Ethan about what page are the picture on? You’ve only got about 1,000 more posts in there than I do. Lol :waytogo::saweet:

No worries. That truck is gone, and the thread is done. You have plenty of time to catch up. At the rate you're going, you'll pass that thread before the year ends. :whistle:
 
Umm...well...I don't know. That's what the search button is for. :deal:


The easy answer (for me) is to have you read the whole thing... :haha:

I probably read it in my spare time .... :haha:

I don't know. I read that the bolt size decreased, but I don't know whether the head size changed, nor do I remember exactly when. I do know that it was significantly after my trucks were made ('83, '84, '86, and '93). Since you're not removing the bolts, I wouldn't worry about it. It's not like you can change anything regardless of which style you have.

Fair point. If I am crack free, I’m happee.


Perhaps I will strike some luck and won’t have to lift my engine up to get the pan out. That sounds way more involved that I want to get ....

No worries. That truck is gone, and the thread is done. You have plenty of time to catch up. At the rate you're going, you'll pass that thread before the year ends. :whistle:

That’s my goal.

This year is looking very promising to “finishing” this truck and being able to go exploring. By finished I mean: functional four wheel drive, most rot removed and replaced, and a relatively decent and comfortable interior.
 
Perhaps I will strike some luck and won’t have to lift my engine up to get the pan out. That sounds way more involved that I want to get ....
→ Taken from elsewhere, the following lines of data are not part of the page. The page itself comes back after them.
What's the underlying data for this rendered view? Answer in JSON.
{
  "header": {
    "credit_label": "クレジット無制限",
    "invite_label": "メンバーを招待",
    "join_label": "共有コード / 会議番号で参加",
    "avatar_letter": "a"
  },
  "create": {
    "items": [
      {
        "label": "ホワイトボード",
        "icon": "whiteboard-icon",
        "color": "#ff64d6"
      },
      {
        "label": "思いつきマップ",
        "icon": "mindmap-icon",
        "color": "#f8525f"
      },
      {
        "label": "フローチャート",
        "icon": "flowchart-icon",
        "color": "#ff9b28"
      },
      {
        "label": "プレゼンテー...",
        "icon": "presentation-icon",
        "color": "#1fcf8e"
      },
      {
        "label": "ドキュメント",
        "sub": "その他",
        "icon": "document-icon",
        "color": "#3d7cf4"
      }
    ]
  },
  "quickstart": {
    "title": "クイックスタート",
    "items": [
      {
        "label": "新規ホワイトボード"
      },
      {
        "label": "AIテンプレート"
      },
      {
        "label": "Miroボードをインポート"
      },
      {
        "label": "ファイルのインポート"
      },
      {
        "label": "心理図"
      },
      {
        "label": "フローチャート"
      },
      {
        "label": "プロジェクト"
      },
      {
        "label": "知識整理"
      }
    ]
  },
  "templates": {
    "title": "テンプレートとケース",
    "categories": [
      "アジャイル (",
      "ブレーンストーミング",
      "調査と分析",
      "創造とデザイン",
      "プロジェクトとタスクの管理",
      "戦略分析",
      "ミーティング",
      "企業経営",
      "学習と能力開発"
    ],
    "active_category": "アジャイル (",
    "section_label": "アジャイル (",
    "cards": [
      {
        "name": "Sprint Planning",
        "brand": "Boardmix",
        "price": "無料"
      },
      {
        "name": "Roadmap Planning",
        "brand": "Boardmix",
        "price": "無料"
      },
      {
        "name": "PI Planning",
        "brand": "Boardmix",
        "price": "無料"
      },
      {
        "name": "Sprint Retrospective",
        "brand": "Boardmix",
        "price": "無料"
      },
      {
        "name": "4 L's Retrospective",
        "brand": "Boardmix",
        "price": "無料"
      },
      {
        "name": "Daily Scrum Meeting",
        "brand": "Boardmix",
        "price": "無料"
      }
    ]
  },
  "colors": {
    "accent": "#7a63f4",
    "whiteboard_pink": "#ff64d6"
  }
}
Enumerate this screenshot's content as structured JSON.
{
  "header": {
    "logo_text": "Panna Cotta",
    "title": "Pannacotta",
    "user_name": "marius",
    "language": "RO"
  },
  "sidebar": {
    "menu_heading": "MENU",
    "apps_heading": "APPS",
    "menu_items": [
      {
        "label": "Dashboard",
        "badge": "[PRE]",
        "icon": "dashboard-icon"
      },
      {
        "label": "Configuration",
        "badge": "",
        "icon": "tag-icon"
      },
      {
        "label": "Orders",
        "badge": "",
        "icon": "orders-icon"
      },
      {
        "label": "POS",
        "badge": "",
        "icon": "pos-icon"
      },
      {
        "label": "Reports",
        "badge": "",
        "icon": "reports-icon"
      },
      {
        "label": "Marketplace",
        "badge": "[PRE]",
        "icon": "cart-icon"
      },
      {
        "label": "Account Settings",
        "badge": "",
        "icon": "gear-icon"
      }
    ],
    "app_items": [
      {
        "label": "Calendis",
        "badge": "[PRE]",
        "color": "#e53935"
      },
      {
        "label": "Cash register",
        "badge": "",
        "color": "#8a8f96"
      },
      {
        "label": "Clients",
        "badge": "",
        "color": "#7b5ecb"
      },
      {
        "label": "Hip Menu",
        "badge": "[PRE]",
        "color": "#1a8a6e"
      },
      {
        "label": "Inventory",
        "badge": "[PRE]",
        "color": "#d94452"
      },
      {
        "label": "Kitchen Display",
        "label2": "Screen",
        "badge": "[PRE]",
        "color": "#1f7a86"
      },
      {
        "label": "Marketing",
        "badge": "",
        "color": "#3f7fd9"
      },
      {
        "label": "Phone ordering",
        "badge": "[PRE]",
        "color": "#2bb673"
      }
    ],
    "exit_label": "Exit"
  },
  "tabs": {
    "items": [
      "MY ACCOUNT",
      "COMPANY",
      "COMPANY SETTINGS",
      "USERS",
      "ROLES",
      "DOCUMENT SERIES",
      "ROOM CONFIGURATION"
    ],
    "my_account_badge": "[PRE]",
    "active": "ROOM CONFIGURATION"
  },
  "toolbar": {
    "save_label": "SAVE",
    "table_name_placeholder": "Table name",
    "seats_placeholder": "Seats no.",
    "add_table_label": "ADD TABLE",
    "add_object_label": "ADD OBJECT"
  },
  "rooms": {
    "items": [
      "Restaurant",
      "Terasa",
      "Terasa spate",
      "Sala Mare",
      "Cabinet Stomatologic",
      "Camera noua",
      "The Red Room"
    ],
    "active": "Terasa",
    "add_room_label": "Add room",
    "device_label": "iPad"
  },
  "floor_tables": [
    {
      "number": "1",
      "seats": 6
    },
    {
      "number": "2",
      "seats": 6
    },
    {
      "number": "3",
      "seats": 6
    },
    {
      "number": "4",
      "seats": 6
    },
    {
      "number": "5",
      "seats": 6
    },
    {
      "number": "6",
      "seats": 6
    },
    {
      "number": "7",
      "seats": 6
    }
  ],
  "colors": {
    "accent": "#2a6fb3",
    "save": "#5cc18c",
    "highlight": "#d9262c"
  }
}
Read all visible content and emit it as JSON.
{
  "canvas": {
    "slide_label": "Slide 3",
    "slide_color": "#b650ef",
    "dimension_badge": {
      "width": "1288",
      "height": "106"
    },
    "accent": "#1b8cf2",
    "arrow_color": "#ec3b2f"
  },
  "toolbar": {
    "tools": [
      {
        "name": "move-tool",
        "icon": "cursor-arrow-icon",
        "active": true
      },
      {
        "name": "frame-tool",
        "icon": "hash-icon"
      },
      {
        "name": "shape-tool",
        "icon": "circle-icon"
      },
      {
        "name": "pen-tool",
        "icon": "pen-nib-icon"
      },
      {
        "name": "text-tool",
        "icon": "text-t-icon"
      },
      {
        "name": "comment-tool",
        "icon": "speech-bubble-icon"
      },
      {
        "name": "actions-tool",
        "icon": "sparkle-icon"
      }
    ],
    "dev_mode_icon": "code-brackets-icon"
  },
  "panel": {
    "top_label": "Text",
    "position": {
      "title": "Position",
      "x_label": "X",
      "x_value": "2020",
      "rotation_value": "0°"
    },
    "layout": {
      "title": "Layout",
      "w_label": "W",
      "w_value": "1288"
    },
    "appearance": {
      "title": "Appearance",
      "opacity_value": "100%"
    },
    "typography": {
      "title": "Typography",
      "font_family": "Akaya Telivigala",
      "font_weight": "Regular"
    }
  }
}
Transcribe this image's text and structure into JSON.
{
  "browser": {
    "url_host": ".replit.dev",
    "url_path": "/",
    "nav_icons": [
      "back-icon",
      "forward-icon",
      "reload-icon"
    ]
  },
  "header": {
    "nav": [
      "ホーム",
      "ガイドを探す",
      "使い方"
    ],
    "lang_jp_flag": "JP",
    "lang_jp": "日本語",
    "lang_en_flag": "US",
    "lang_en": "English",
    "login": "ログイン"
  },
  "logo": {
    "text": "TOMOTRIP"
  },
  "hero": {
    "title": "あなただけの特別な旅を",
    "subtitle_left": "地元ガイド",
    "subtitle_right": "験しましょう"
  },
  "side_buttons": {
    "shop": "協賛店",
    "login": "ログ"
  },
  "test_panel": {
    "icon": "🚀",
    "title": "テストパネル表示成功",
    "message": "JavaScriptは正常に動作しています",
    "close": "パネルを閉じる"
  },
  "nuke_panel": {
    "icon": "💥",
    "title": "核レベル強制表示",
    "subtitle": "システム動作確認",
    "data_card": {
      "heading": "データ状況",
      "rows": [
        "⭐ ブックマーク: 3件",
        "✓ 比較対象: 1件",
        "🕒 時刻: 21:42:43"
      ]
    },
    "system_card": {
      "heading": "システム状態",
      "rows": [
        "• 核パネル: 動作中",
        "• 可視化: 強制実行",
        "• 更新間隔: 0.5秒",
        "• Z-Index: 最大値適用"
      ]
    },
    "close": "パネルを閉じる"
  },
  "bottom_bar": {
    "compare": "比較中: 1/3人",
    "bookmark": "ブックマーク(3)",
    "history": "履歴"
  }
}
You won't need to hoist your engine off the mounts. I just meant it's easier when the back is hanging down a bit.

I'm not a fast mechanic, but I spent three hours changing my pan, which is roughly on par with an injection pump swap. And that was with no tranny and no front driveshaft.
 
This year is looking very promising to “finishing” this truck and being able to go exploring. By finished I mean: functional four wheel drive, most rot removed and replaced, and a relatively decent and comfortable interior.

Bah. You don't need any of those things to go exploring. Decent, comfortable, and rustless is NOT the description of my Blazer. At all.

Adventure is out there!

:burnout:

:popcorn:
 
You won't need to hoist your engine off the mounts. I just meant it's easier when the back is hanging down a bit.

I'm not a fast mechanic, but I spent three hours changing my pan, which is roughly on par with an injection pump swap. And that was with no tranny and no front driveshaft.

Well, I’ll probably take even longer than that, because I decided to paint it after all...

54254A1C-9966-479F-9D98-AA3F5591677F.jpeg

Just seemed like a prudent thing to do while I had it out. Oh well.